In the early years of Islam, over 30 schools of Islamic legal thought existed. The sum total of these legal opinions was known collectively as sharia. At that time, sharia was richly diverse and based on justice. Through the centuries, sharia has become diluted and, instead of evolving, was frozen in time and this is what is commonly known today as sharia. There are four schools of Sunni Islamic law and one school of Shia law. Sharia is practiced in most parts of the Muslim world, often on the whims of dictators and male religious bullies and it is entirely man-made.

NOT JUST IN THE MOSQUES

This homophobic, anti-woman, repressive sharia is no longer confined to the mosque or to majority Muslim nations.

For example, parts of the United Kingdom, which gave us the Magna Carta – “the greatest constitutional document of all times – the foundation of the freedom of the individual against the arbitrary authority of the despot” – are now falling under the jurisdiction of sharia. Today, in England, 100 sharia councils have been allowed to operate; resulting in polygamy, underage marriages and the trampling of women’s rights in numerous other ways.

As a woman, and as someone who enjoys the freedoms and liberties that are systematically assaulted by sharia law, Sally Kohn needs to think twice before defending this oppressive, perverse practice.

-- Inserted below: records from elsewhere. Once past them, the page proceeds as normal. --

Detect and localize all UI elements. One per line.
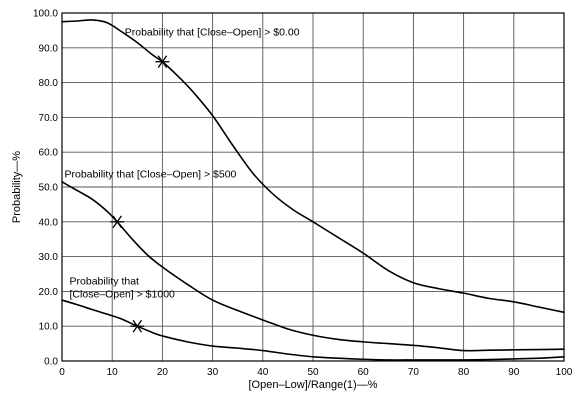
y-tick-label: 0.0 [44, 357, 58, 368]
x-tick-labels: 0 10 20 30 40 50 60 70 80 90 100 [59, 367, 573, 378]
y-tick-label: 10.0 [39, 322, 59, 333]
series-label: Probability that [Close–Open] > $1000 [70, 275, 176, 300]
x-tick-label: 70 [408, 367, 420, 378]
x-tick-label: 10 [107, 367, 119, 378]
y-tick-label: 60.0 [39, 148, 59, 159]
y-tick-label: 30.0 [39, 252, 59, 263]
y-tick-label: 70.0 [39, 113, 59, 124]
y-tick-label: 90.0 [39, 43, 59, 54]
x-tick-label: 80 [458, 367, 470, 378]
series-label: Probability that [Close–Open] > $0.00 [125, 27, 300, 39]
x-tick-label: 30 [207, 367, 219, 378]
series-line-gt-1000 [61, 299, 565, 361]
x-tick-label: 60 [358, 367, 370, 378]
series-annotations: Probability that [Close–Open] > $0.00 Pro… [65, 27, 300, 301]
x-tick-label: 40 [257, 367, 269, 378]
series-markers [110, 55, 170, 333]
x-tick-label: 100 [556, 367, 573, 378]
series-line-gt-0 [61, 19, 565, 314]
y-tick-labels: 0.0 10.0 20.0 30.0 40.0 50.0 60.0 70.0 80.0 90.0 1… [33, 9, 58, 368]
x-axis-title: [Open–Low]/Range(1)—% [248, 379, 377, 391]
y-tick-label: 100.0 [33, 9, 58, 20]
y-tick-label: 20.0 [39, 287, 59, 298]
x-tick-label: 50 [307, 367, 319, 378]
star-marker [155, 55, 170, 69]
y-tick-label: 80.0 [39, 78, 59, 89]
star-marker [110, 215, 125, 229]
y-axis-title: Probability—% [11, 151, 23, 223]
x-tick-label: 20 [157, 367, 169, 378]
y-tick-label: 50.0 [39, 183, 59, 194]
y-tick-label: 40.0 [39, 217, 59, 228]
x-tick-label: 90 [508, 367, 520, 378]
plot-frame [61, 12, 565, 362]
star-marker [130, 319, 145, 333]
x-tick-label: 0 [59, 367, 65, 378]
series-label: Probability that [Close–Open] > $500 [65, 168, 237, 180]
grid-lines [61, 12, 565, 362]
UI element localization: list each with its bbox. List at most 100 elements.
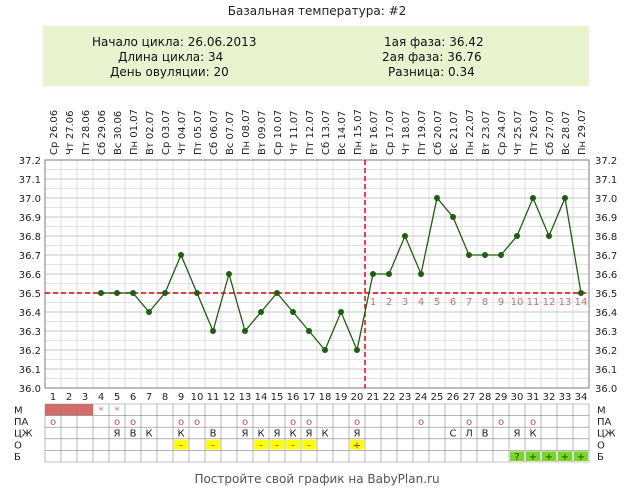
temperature-point (146, 309, 152, 315)
y-tick-label-left: 36.6 (19, 270, 41, 281)
temperature-point (530, 195, 536, 201)
x-tick-label: 21 (367, 392, 380, 403)
intercourse-mark: o (178, 417, 184, 428)
x-tick-label: 14 (255, 392, 268, 403)
temperature-point (162, 290, 168, 296)
intercourse-mark: o (418, 417, 424, 428)
x-tick-label: 20 (351, 392, 364, 403)
y-tick-label-left: 37.2 (19, 156, 41, 167)
date-label: Пт 28.06 (81, 110, 92, 155)
y-tick-label-left: 37.1 (19, 175, 41, 186)
phase-day-number: 4 (418, 297, 424, 308)
cervical-mucus-mark: К (177, 429, 184, 440)
temperature-point (178, 252, 184, 258)
date-label: Вс 14.07 (337, 111, 348, 155)
ovulation-test-mark: - (291, 440, 295, 451)
cervical-mucus-mark: Л (465, 429, 473, 440)
date-label: Пт 05.07 (193, 110, 204, 155)
x-tick-label: 8 (162, 392, 168, 403)
intercourse-mark: o (242, 417, 248, 428)
phase-day-number: 11 (527, 297, 540, 308)
temperature-point (546, 233, 552, 239)
temperature-point (242, 328, 248, 334)
date-label: Ср 24.07 (497, 110, 508, 155)
temperature-point (258, 309, 264, 315)
opk-cell (286, 439, 300, 450)
temperature-point (402, 233, 408, 239)
temperature-point (338, 309, 344, 315)
cervical-mucus-mark: Я (274, 429, 281, 440)
row-label-right: Б (597, 452, 604, 463)
phase-day-number: 8 (482, 297, 488, 308)
y-tick-label-left: 36.0 (19, 384, 41, 395)
y-tick-label-right: 37.2 (595, 156, 617, 167)
y-tick-label-right: 36.6 (595, 270, 617, 281)
x-tick-label: 4 (98, 392, 104, 403)
opk-cell (174, 439, 188, 450)
date-label: Сб 20.07 (433, 110, 444, 155)
date-label: Чт 25.07 (513, 111, 524, 156)
x-tick-label: 11 (207, 392, 220, 403)
opk-cell (350, 439, 364, 450)
temperature-point (322, 347, 328, 353)
ovulation-test-mark: - (275, 440, 279, 451)
temperature-point (370, 271, 376, 277)
pregnancy-test-cell (526, 451, 540, 461)
temperature-point (514, 233, 520, 239)
cycle-length-text: Длина цикла: 34 (118, 50, 224, 64)
ovulation-test-mark: - (307, 440, 311, 451)
x-tick-label: 18 (319, 392, 332, 403)
temperature-point (130, 290, 136, 296)
x-tick-label: 2 (66, 392, 72, 403)
footer-link[interactable]: Постройте свой график на BabyPlan.ru (194, 472, 440, 486)
x-tick-label: 13 (239, 392, 252, 403)
x-tick-label: 26 (447, 392, 460, 403)
date-label: Ср 03.07 (161, 110, 172, 155)
ovulation-test-mark: - (259, 440, 263, 451)
date-label: Вс 28.07 (561, 111, 572, 155)
temperature-point (418, 271, 424, 277)
cervical-mucus-mark: К (145, 429, 152, 440)
phase-day-number: 10 (511, 297, 524, 308)
date-label: Пн 15.07 (353, 109, 364, 155)
temperature-point (194, 290, 200, 296)
x-tick-label: 12 (223, 392, 236, 403)
row-label-left: М (14, 406, 23, 417)
y-tick-label-left: 36.4 (19, 308, 41, 319)
phase-day-number: 2 (386, 297, 392, 308)
ovulation-test-mark: + (353, 440, 361, 451)
row-label-right: О (597, 440, 605, 451)
intercourse-mark: o (130, 417, 136, 428)
chart-grid (44, 159, 590, 389)
intercourse-mark: o (306, 417, 312, 428)
intercourse-mark: o (498, 417, 504, 428)
moon-icon (64, 164, 71, 178)
pregnancy-test-mark: ? (514, 452, 519, 463)
menses-mark: * (99, 406, 104, 417)
pregnancy-test-cell (558, 451, 572, 461)
y-tick-label-right: 36.8 (595, 232, 617, 243)
y-tick-label-left: 36.9 (19, 213, 41, 224)
temperature-point (450, 214, 456, 220)
date-label: Вт 23.07 (481, 111, 492, 156)
y-tick-label-left: 37.0 (19, 194, 41, 205)
intercourse-mark: o (114, 417, 120, 428)
x-tick-label: 22 (383, 392, 396, 403)
cervical-mucus-mark: Я (514, 429, 521, 440)
temperature-point (434, 195, 440, 201)
x-tick-label: 32 (543, 392, 556, 403)
x-axis-day-numbers: 1 2 3 4 5 6 7 8 9 10 11 12 13 14 15 16 17 18 19 20 21 22 23 24 2… (50, 392, 588, 403)
phase1-text: 1ая фаза: 36.42 (384, 35, 484, 49)
menses-cell (77, 404, 93, 416)
date-label: Пт 12.07 (305, 110, 316, 155)
y-tick-label-left: 36.3 (19, 327, 41, 338)
y-tick-label-left: 36.8 (19, 232, 41, 243)
cervical-mucus-mark: Я (306, 429, 313, 440)
date-label: Чт 27.06 (65, 111, 76, 156)
intercourse-mark: o (290, 417, 296, 428)
cycle-start-text: Начало цикла: 26.06.2013 (92, 35, 257, 49)
pregnancy-test-mark: + (561, 452, 569, 463)
temperature-point (466, 252, 472, 258)
row-label-left: ПА (14, 417, 29, 428)
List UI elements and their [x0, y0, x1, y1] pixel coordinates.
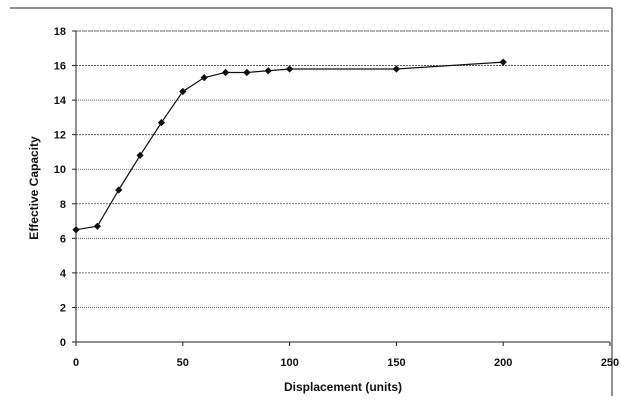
marker-layer: [72, 58, 507, 234]
tick-labels: 0 2 4 6 8 10 12 14 16 18 0 50 100 150 200 250: [54, 26, 619, 369]
x-tick-label: 200: [494, 357, 512, 369]
y-tick-label: 2: [60, 302, 66, 314]
x-tick-label: 50: [177, 357, 189, 369]
series-layer: [75, 61, 504, 231]
y-tick-label: 10: [54, 164, 66, 176]
x-tick-label: 150: [387, 357, 405, 369]
axes: [72, 30, 611, 346]
series-marker: [93, 222, 101, 230]
x-tick-label: 250: [601, 357, 619, 369]
y-tick-label: 16: [54, 61, 66, 73]
series-marker: [136, 151, 144, 160]
y-tick-label: 12: [54, 130, 66, 142]
x-tick-label: 0: [73, 357, 79, 369]
series-line: [75, 61, 504, 231]
y-tick-label: 4: [60, 268, 67, 280]
series-marker: [392, 65, 401, 73]
series-marker: [179, 87, 187, 96]
x-tick-label: 100: [280, 357, 298, 369]
series-marker: [157, 118, 166, 127]
y-tick-label: 14: [54, 95, 67, 107]
series-marker: [115, 186, 123, 194]
series-marker: [221, 68, 230, 77]
y-tick-label: 8: [60, 199, 66, 211]
series-marker: [72, 226, 80, 234]
x-axis-title: Displacement (units): [284, 380, 402, 394]
y-tick-label: 6: [60, 233, 66, 245]
gridlines: [76, 30, 610, 308]
series-marker: [285, 65, 294, 73]
series-marker: [243, 68, 251, 77]
series-marker: [499, 58, 507, 66]
y-axis-title: Effective Capacity: [27, 136, 41, 240]
series-marker: [200, 74, 208, 82]
y-tick-label: 18: [54, 26, 66, 38]
series-marker: [264, 67, 272, 75]
y-tick-label: 0: [60, 337, 66, 349]
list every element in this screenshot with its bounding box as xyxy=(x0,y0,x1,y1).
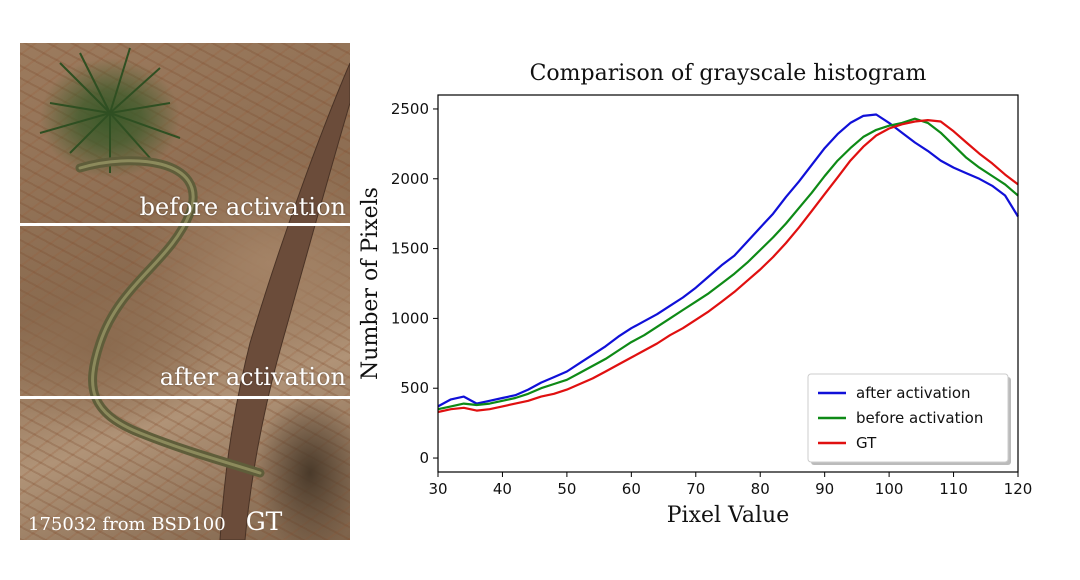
x-tick-label: 30 xyxy=(428,480,447,498)
x-axis-label: Pixel Value xyxy=(667,503,790,528)
after-activation-line xyxy=(20,396,350,399)
series-line-0 xyxy=(437,113,1019,408)
legend-box xyxy=(807,373,1009,463)
x-tick-label: 50 xyxy=(557,480,576,498)
plot-frame xyxy=(437,94,1019,473)
x-tick-label: 120 xyxy=(1004,480,1033,498)
y-tick-label: 500 xyxy=(400,379,429,397)
y-tick-label: 1500 xyxy=(391,240,429,258)
chart-title: Comparison of grayscale histogram xyxy=(529,61,927,86)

Ms. Kohn tried to walk back her statements by making a semantic argument about the distinction between personal sharia (personal law) that deals with moral and ethical guidance — and the sharia that I and other moderate Muslims have been fighting against for decades. Tragically, the personal values that I learned at my mother’s knee about compassion, tolerance, common decency and respect can no longer be found within sharia as it exists today.

This is why in the Muslim Reform Movement declaration, we (Muslims) make it very clear that we do not need or want institutionalized laws, a parallel legal system or sharia in the West. Religion is, and should be, a personal relationship between ourselves and our maker. Ms. Kohn, if you believe in separation of religion and state/law, then you must be against sharia law.

I don’t believe that Ms. Kohn has malicious intentions, but her misguided comments are a danger to those of us reformist Muslims on the front lines — battling to save our religion from extremists. Words are powerful — so Sally, I beg you and others to stop defending the indefensible and to stand with us, not them.